Josh Henges speaks about homelessness during a PCA Lecture.

Megan Pham, Reporter

Josh Henges, a director for TLC for Children and Families, spoke about homelessness at the March 23 PCA lecture in the Black Box Theatre during seminar.

Henges has been working with the homeless for 12 years.

The organization housed 25 youth in Johnson County last year and is planning to house 50 this year. Most funding they received this year goes toward housing.

“The common theme of homelessness is that their parents are terrible. One in a hundred homeless people I met had a functioning household,” Henges said.

In the lecture, Henges told the story of how he learned about homelessness and how he couldn’t grasp it when he was younger; it was unfathomable to him.

At 6, he would go to homeless people and talk to them.

When he was a freshman at the University of Missouri, he met a homeless man that was a part of a group called “the dirty seven,” which is what the “seven patriarchs” of homelessness in Columbia were called.

Henges wanted to sleep in their homeless den with them, but in order to do that he had to lick one of their faces. From then on he became obsessed with homeless people.
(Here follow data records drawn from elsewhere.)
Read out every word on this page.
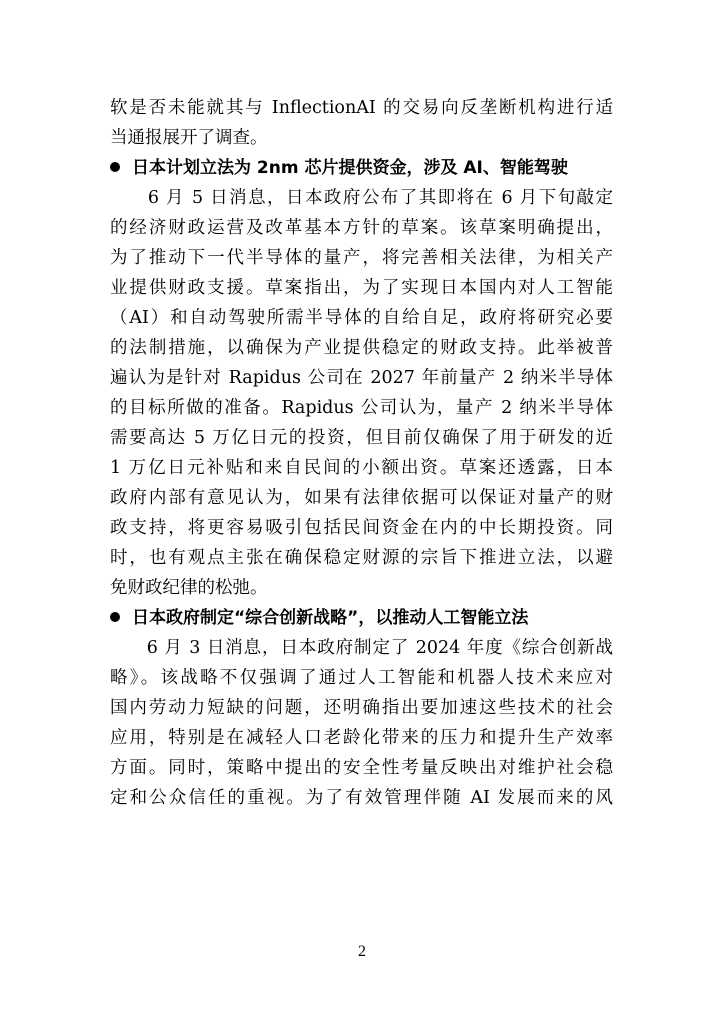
软是否未能就其与 InflectionAI 的交易向反垄断机构进行适
当通报展开了调查。
日本计划立法为 2nm 芯片提供资金，涉及 AI、智能驾驶
　　6 月 5 日消息，日本政府公布了其即将在 6 月下旬敲定
的经济财政运营及改革基本方针的草案。该草案明确提出，
为了推动下一代半导体的量产，将完善相关法律，为相关产
业提供财政支援。草案指出，为了实现日本国内对人工智能
（AI）和自动驾驶所需半导体的自给自足，政府将研究必要
的法制措施，以确保为产业提供稳定的财政支持。此举被普
遍认为是针对 Rapidus 公司在 2027 年前量产 2 纳米半导体
的目标所做的准备。Rapidus 公司认为，量产 2 纳米半导体
需要高达 5 万亿日元的投资，但目前仅确保了用于研发的近
1 万亿日元补贴和来自民间的小额出资。草案还透露，日本
政府内部有意见认为，如果有法律依据可以保证对量产的财
政支持，将更容易吸引包括民间资金在内的中长期投资。同
时，也有观点主张在确保稳定财源的宗旨下推进立法，以避
免财政纪律的松弛。
日本政府制定“综合创新战略”，以推动人工智能立法
　　6 月 3 日消息，日本政府制定了 2024 年度《综合创新战
略》。该战略不仅强调了通过人工智能和机器人技术来应对
国内劳动力短缺的问题，还明确指出要加速这些技术的社会
应用，特别是在减轻人口老龄化带来的压力和提升生产效率
方面。同时，策略中提出的安全性考量反映出对维护社会稳
定和公众信任的重视。为了有效管理伴随 AI 发展而来的风
2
He also talked about the inadequacy of the services available to the homeless and addressed what high school students can do to help homeless people.

“There’s homeless youth in this school. You just have to be there for them and suspend your judgment. Understand and be there for them,” Henges said.

Henges also explained the psychology of homeless people and described the systems set up for them.

According to Henges, the system is set up to tell people no and that people shouldn’t serve a system that doesn’t work for them.

Erika Brogna, junior, went to the PCA lecture and liked the presenter. “He was good; I liked how he talked about the homeless,” Brogna said.

Brogna thought it was informative and said she would attend another PCA lecture like this one.